Le stesse questioni vengono ancora sollevate in forma molto simile. Sono state poste in maniera prominente alla fine della “Decade del Cervello”, che ha chiuso il millennio scorso. L’American Academy of Arts and Sciences ha pubblicato un volume per commemorare l’occasione, fornendo un sunto dell’attuale stato dell’arte. Il tema principale è stato formulato da un illustre neuroscienziato, Vernon Mountcastle: è la tesi che “le cose mentali, ovvero le menti stesse, sono proprietà affioranti dei cervelli, [anche se] questi affioramenti non sono considerati irriducibili bensì sono prodotti da principi che controllano le interazioni tra eventi di livello inferiore – principi che ancora non comprendiamo.” La stessa tesi, che parafrasa puntualmente Priestley, è stata proposta in anni recenti come un’“ipotesi stupefacente” della nuova biologia, un’“idea radicalmente nuova” nella filosofia della mente, “l’audace affermazione che i fenomeni mentali sono interamente naturali e causati dalle attività neurofisiologiche del cervello.” Ma questo è un fraintendimento.

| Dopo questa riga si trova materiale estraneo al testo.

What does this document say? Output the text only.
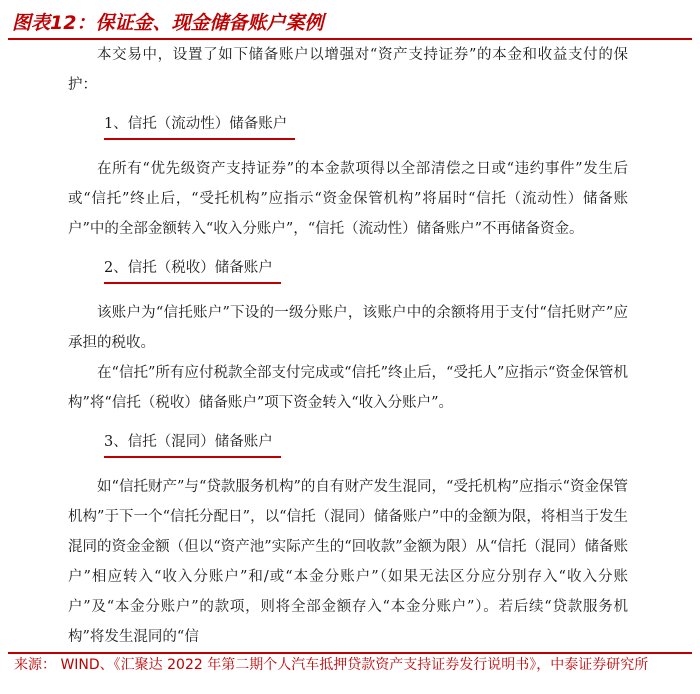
图表12：保证金、现金储备账户案例

本交易中，设置了如下储备账户以增强对“资产支持证券”的本金和收益支付的保护：

1、信托（流动性）储备账户

在所有“优先级资产支持证券”的本金款项得以全部清偿之日或“违约事件”发生后或“信托”终止后，“受托机构”应指示“资金保管机构”将届时“信托（流动性）储备账户”中的全部金额转入“收入分账户”，“信托（流动性）储备账户”不再储备资金。

2、信托（税收）储备账户

该账户为“信托账户”下设的一级分账户，该账户中的余额将用于支付“信托财产”应承担的税收。

在“信托”所有应付税款全部支付完成或“信托”终止后，“受托人”应指示“资金保管机构”将“信托（税收）储备账户”项下资金转入“收入分账户”。

3、信托（混同）储备账户

如“信托财产”与“贷款服务机构”的自有财产发生混同，“受托机构”应指示“资金保管机构”于下一个“信托分配日”，以“信托（混同）储备账户”中的金额为限，将相当于发生混同的资金金额（但以“资产池”实际产生的“回收款”金额为限）从“信托（混同）储备账户”相应转入“收入分账户”和/或“本金分账户”（如果无法区分应分别存入“收入分账户”及“本金分账户”的款项，则将全部金额存入“本金分账户”）。若后续“贷款服务机构”将发生混同的“信

来源： WIND、《汇聚达 2022 年第二期个人汽车抵押贷款资产支持证券发行说明书》，中泰证券研究所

La tesi è conseguenza del collasso di un qualsiasi concetto coerente di “corpo” o “materiale” nel XVII secolo, come è stato presto riconosciuto. Tralasciando la terminologia, la tesi fondamentale rimane quella che è stata chiamata “la proposta di Locke”: che Dio potrebbe aver scelto di “aggiungere alla materia una facoltà di pensiero”, esattamente come ha “aggiunto al movimento effetti che non possiamo in alcun modo concepire che il moto sia in grado di produrre”.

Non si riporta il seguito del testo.